Grossman debuted her first book, “Dangled Carat,” which chronicles her dating journey, last month. “It’s a humorous attempt at getting a commitment-phobic man into a relationship with the help of his friends and family,” she said. “It’s an inspirational story that tells you to ignore conventional dating advice and follow your heart.”
Throughout the writing process, Grossman learned a lot about herself. “It was almost like going to therapy; it really made me think about my dating choices and why I chose to stay with Marc as long as I did,” she said. “Also writing this story forced me to face my insecurities and admit them. These feelings motivated me to keep writing, because I hoped that my story could help and inspire other girls like me.”
After making the decision to self-publish, Grossman sought the help of editor Christina Baker Kline, a New York Times and USA Today bestselling author who has written nine books, including five novels, along with several essays. “I read the manuscript and edited it line by line, and also offered conceptual suggestions about how to make the story move more quickly, with more suspense,” Baker Kline said. “When I read the manuscript I knew she had something special; it had heart, which is something no editor, no matter how skillful, can add if it isn’t there.”

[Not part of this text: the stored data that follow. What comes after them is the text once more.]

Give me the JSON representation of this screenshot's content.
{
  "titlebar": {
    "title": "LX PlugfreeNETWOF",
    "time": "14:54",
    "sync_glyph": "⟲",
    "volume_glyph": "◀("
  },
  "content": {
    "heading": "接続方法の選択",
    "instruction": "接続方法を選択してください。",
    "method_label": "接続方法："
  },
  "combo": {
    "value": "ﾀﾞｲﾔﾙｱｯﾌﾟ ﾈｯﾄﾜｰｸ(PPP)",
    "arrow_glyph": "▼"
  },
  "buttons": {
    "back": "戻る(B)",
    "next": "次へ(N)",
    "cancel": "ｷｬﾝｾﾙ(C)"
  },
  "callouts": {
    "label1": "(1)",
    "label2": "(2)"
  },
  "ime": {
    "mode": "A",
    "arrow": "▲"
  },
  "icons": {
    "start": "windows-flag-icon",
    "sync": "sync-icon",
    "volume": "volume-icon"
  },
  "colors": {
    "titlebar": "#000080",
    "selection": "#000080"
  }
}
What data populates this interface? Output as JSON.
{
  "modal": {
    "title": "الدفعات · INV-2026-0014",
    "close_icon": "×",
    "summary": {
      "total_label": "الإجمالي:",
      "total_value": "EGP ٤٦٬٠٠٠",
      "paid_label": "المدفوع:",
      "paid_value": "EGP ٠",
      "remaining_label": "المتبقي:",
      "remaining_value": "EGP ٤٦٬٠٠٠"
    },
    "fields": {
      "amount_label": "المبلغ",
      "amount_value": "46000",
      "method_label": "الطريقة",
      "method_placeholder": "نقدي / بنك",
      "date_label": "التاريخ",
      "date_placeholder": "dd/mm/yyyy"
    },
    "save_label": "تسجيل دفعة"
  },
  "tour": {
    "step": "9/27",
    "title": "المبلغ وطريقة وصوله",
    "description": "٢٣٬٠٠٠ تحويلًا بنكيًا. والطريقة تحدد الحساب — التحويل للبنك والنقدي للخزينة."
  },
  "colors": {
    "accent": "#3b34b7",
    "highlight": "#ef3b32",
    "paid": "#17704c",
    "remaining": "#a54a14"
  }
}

One of the main characters in the book, Jaye Olafson, a longtime friend of Marc’s, staged a faux engagement in order to get him to commit to Grossman. “The whole thing was completely spontaneous, really part of the continuing process on my part, and multiple people, trying desperately to bring Marc to his senses,” Olafson said.
Letting things take their natural course in her relationship ultimately resulted in Grossman’s happiness. “In the end, while I was insecure, the relationship with Marc helped me find a strength I didn’t know I had,” she said.
Olafson said the book perfectly emulates Grossman’s relationship. “The best thing about the book is that it’s true; Hilary and Marc are the real deal and this is a true story about true love,” Olafson said. “It doesn’t get better than that.”